Ray: Why are we here? And why serve?
Chan Khong: Why are we here in this world?
Chan Khong: I think that it is the nature of everyone to want to be beautiful.
Everyone tries to be beautiful, even the tree, even the flower, even the leaf. We all try to be beautiful.
Unfortunately, sometimes we try to be beautiful in our ugly way, and we make people suffer.
We make people suffer — the people around us — and then you can see what the criterion for beauty is: that you have to be so other people can be together there with you — in harmony, in peace, in joy.

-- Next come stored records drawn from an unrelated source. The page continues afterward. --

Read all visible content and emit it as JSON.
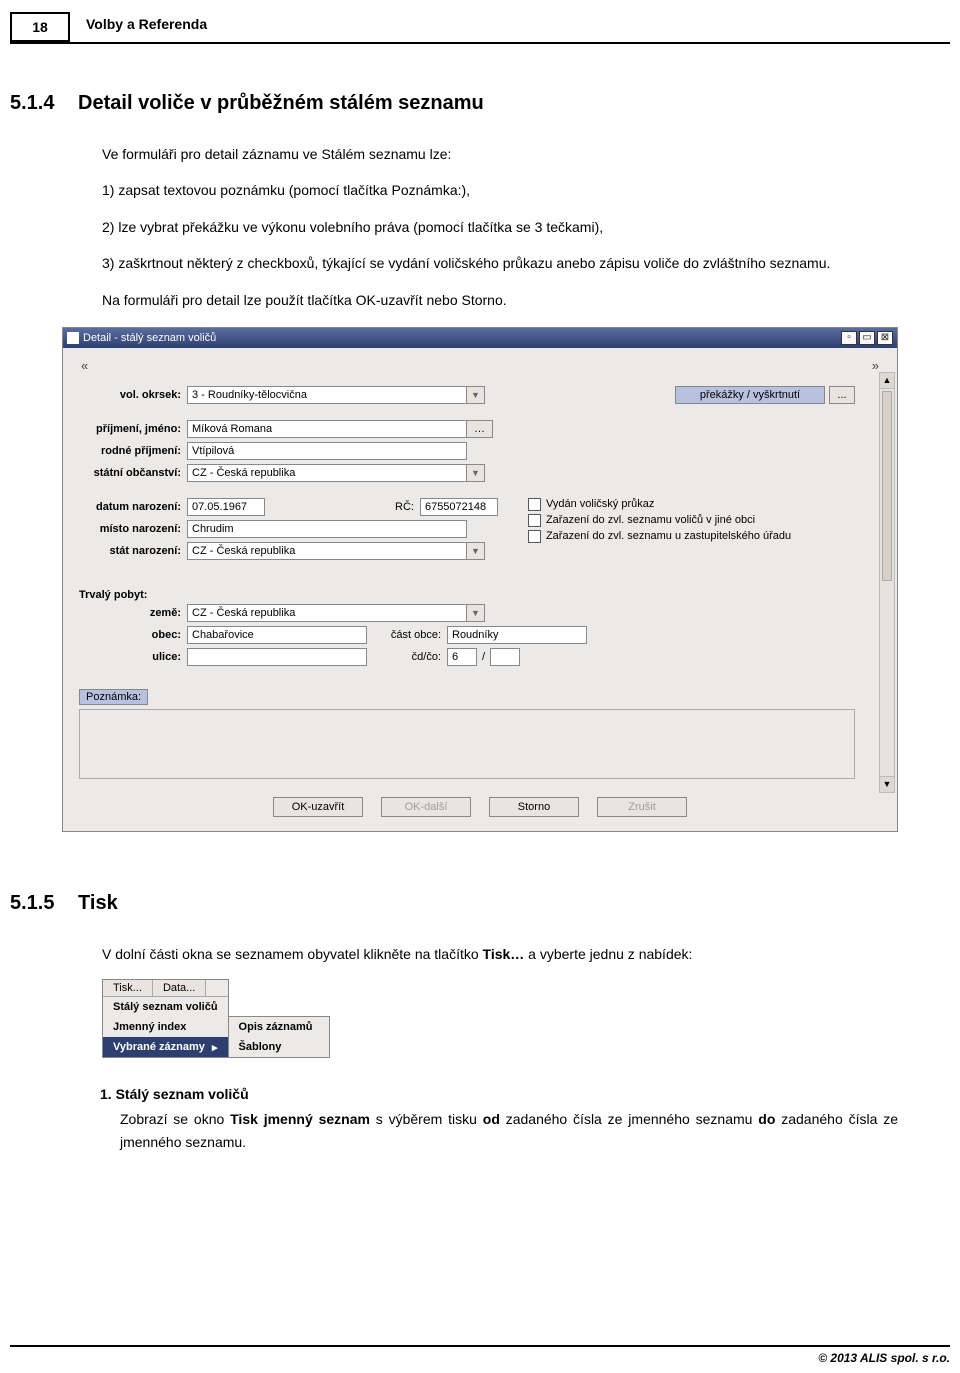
{
  "header": {
    "page_number": "18",
    "title": "Volby a Referenda"
  },
  "section514": {
    "num": "5.1.4",
    "title": "Detail voliče v průběžném stálém seznamu",
    "intro": "Ve formuláři pro detail záznamu ve Stálém seznamu lze:",
    "items": [
      "1) zapsat textovou poznámku (pomocí tlačítka Poznámka:),",
      "2) lze vybrat překážku ve výkonu volebního práva (pomocí tlačítka se 3 tečkami),",
      "3) zaškrtnout některý z checkboxů, týkající se vydání voličského průkazu anebo zápisu voliče do zvláštního seznamu."
    ],
    "outro": "Na formuláři pro detail lze použít tlačítka OK-uzavřít nebo Storno."
  },
  "appwindow": {
    "title": "Detail - stálý seznam voličů",
    "labels": {
      "vol_okrsek": "vol. okrsek:",
      "prijmeni_jmeno": "příjmení, jméno:",
      "rodne_prijmeni": "rodné příjmení:",
      "statni_obcanstvi": "státní občanství:",
      "datum_narozeni": "datum narození:",
      "rc": "RČ:",
      "misto_narozeni": "místo narození:",
      "stat_narozeni": "stát narození:",
      "trvaly_pobyt": "Trvalý pobyt:",
      "zeme": "země:",
      "obec": "obec:",
      "cast_obce": "část obce:",
      "ulice": "ulice:",
      "cd_co": "čd/čo:",
      "poznamka": "Poznámka:"
    },
    "values": {
      "vol_okrsek": "3 - Roudníky-tělocvična",
      "prijmeni_jmeno": "Míková Romana",
      "rodne_prijmeni": "Vtípilová",
      "statni_obcanstvi": "CZ - Česká republika",
      "datum_narozeni": "07.05.1967",
      "rc": "6755072148",
      "misto_narozeni": "Chrudim",
      "stat_narozeni": "CZ - Česká republika",
      "zeme": "CZ - Česká republika",
      "obec": "Chabařovice",
      "cast_obce": "Roudníky",
      "ulice": "",
      "cd": "6",
      "co": ""
    },
    "checkboxes": {
      "prukaz": "Vydán voličský průkaz",
      "zarazeni_obce": "Zařazení do zvl. seznamu voličů v jiné obci",
      "zarazeni_urad": "Zařazení do zvl. seznamu u zastupitelského úřadu"
    },
    "buttons": {
      "prekazky": "překážky / vyškrtnutí",
      "dots": "...",
      "ok_uzavrit": "OK-uzavřít",
      "ok_dalsi": "OK-další",
      "storno": "Storno",
      "zrusit": "Zrušit"
    }
  },
  "section515": {
    "num": "5.1.5",
    "title": "Tisk",
    "intro_pre": "V dolní části okna se seznamem obyvatel klikněte na tlačítko ",
    "intro_bold": "Tisk…",
    "intro_post": " a vyberte jednu z nabídek:",
    "menu": {
      "tab_tisk": "Tisk...",
      "tab_data": "Data...",
      "items": [
        "Stálý seznam voličů",
        "Jmenný index",
        "Vybrané záznamy"
      ],
      "sub_items": [
        "Opis záznamů",
        "Šablony"
      ]
    },
    "li1_head": "1. Stálý seznam voličů",
    "li1_body_pre": "Zobrazí se okno ",
    "li1_body_b1": "Tisk jmenný seznam",
    "li1_body_mid1": " s výběrem tisku ",
    "li1_body_b2": "od",
    "li1_body_mid2": " zadaného čísla ze jmenného seznamu ",
    "li1_body_b3": "do",
    "li1_body_post": " zadaného čísla ze jmenného seznamu."
  },
  "footer": {
    "copyright": "© 2013 ALIS spol. s r.o."
  }
}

If you try to be by yourself, or to inter-be with many ugly conditions around you, and you make the world a mess — killing each other, insulting each other, behaving in terrible ways to each other — that also is interbeing, but in a very wrong way.
Ray: Thây spoke about interbeing in his dharma talk this morning. What does interbeing feel like to you? How would you describe it to someone unfamiliar with the concept?
Chan Khong: Interbeing is like the flower that cannot be by herself without the sunshine, without the rain, without the caring of the gardener, and without so many conditions.
So, normally we must set up interbeing — or co-being. We co-exist. We cannot exist by ourselves.
There is nothing in this world that or who exists by itself alone.
So, there’s no separate self. And that is a very critical point the Buddha tried to make for you to see. Don’t be caught by your separate self and your ego, narcissism, and greed, because you think that you are so important.
In fact, without the smartness of your father, the skillfulness of your mom, without many good conditions, you are nothing. But thanks to all these favorable conditions, you become something.
And that something is the coming of interbeing: many conditions coming together for you to be.